Friday, 26 September 2008

Are you happy?

Although people say they're happy, I cannot see it in their eyes. The world is unhappy, no matter what people do, no matter what they say. This world is fated to unhappiness. Nowadays people just can't be happy. We have all we need to be happy, but the more the world develops, the more people have to work and be away from the people they love, not being able to do the things they like; cuz of it, people are more unhappy. When will things change? When will people who have money, who maintain most of the world's population, realise that people should really work less and earn more? Although the richer people become, the more unhappy they are. And when will we, mere workers, realise that they are exploiting us and rebel against them? Things must change, and we must do something about it. But until the entire world's population realises this, there's nothing we can do.

Friday, 18 July 2008

A better place is just a dream

Poking around some old stuff I found some poems I wrote a couple years ago. This is one of them, written on April 27th, 2006.

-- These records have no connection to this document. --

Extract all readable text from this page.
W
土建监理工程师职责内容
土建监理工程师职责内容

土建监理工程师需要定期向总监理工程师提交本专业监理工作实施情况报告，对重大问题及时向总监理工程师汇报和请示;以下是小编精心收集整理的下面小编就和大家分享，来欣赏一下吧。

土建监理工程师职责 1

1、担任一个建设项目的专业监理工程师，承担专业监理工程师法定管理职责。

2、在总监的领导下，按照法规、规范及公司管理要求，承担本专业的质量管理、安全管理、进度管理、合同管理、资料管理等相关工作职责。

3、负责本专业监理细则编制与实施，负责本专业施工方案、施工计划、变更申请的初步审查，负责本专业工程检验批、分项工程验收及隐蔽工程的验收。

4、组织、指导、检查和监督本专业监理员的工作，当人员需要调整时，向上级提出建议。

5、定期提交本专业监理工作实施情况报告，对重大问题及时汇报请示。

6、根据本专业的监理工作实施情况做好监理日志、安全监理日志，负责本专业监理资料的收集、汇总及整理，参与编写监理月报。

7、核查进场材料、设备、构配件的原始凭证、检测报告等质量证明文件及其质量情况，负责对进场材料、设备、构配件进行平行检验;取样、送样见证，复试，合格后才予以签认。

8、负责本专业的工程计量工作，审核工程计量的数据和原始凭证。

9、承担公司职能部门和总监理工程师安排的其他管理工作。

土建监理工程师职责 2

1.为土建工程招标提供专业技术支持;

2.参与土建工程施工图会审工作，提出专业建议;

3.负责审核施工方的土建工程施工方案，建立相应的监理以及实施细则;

A better place is just a dream

Out there, somewhere,
I know there's a place
A better place where
We can be together
With no one around us

This place is so peaceful,
This place is so wonderful
There's nobody to say
'Don't do that'

In this place we are free
Like birds freely flying in the sky
We can be happy,
We can be lovers,
We can stay together forever

Then the morning comes
And the sun shines on my window
And I wake up and figure out...
That place was just a dream,
A dream which I never wanna wake up from

Sunday, 1 June 2008

New beginning

For so long I was closed in my own little word. School, daddy driving me, taking me everywhere, teachers teaching "useless" things, lots of "friends" and a couple friends. Everything seemed so perfect but so boring, so safe yet so dangerous, so sure yet so unsure. I used to feel so happy and yet so depressed. That routine school-home seemed so good, but still it was damn boring.
I grew up, got into university, met interesting new people who taught - and are still teaching - me about real life. They helped me open my eyes and realise what I was living wasn’t a life. That was just a mask, someone who my family wanted to see, a reflection of their dreams, hopes and wishes. I’m not that mediocre, innocent little daddy’s girl. That’s definitely not me. I’m much more than that. I was locked in a room, but even if it scares me I have to try to fly, step outside of these walls, though they may keep me safe. I’ve gotta be who I am, I’ve gotta take my own risks, live my own life; and if everything gets fucked up I’ll just be strong enough to stand up and fly again. That’s how life is, full of ups and downs.
Then I started to work, and all of a sudden I really started to feel alive. No matter how shitty it felt like doing, the people I met there made me want to change - some actually made me change, find more about me, about who I really am, - and I can only thank them for making me wake up from a nightmare that seemed to have no end. I was in an endless blue, even though I pretended to be happy. But now it’s time to change and I’m gonna do my best.
I’ve woken up for life now, I’m a new woman. And I really hope the world can wake up too, have a better, new beginning. Waking up and facing how harsh life can be might be the best you can do. All you need to do to hold on is find out who your true friends are and count on them whenever you need - and, of course, let them count on you - cuz a real friend will be there for you, for the good and the bad times of your life.
Talking about friends... Through my "lives" I’ve learned many things, but the most important thing is that a friend doesn’t have to be at your side all the time; they appear on the right moments, like an angel. And remember: a friend isn’t someone that will talk to you only when they need, they’ll also look for you when you’re not needed at all, just for the pleasure of being with you.

Starting

After some time thinking I decided to create my blog with my own publications. I'll post here some of the stuff I write whenever I get inspiration. Feel free to make your comments about the texts, constructive critics are always welcome. Just don't use offensive language or swear, that's not a nice thing to do, ok?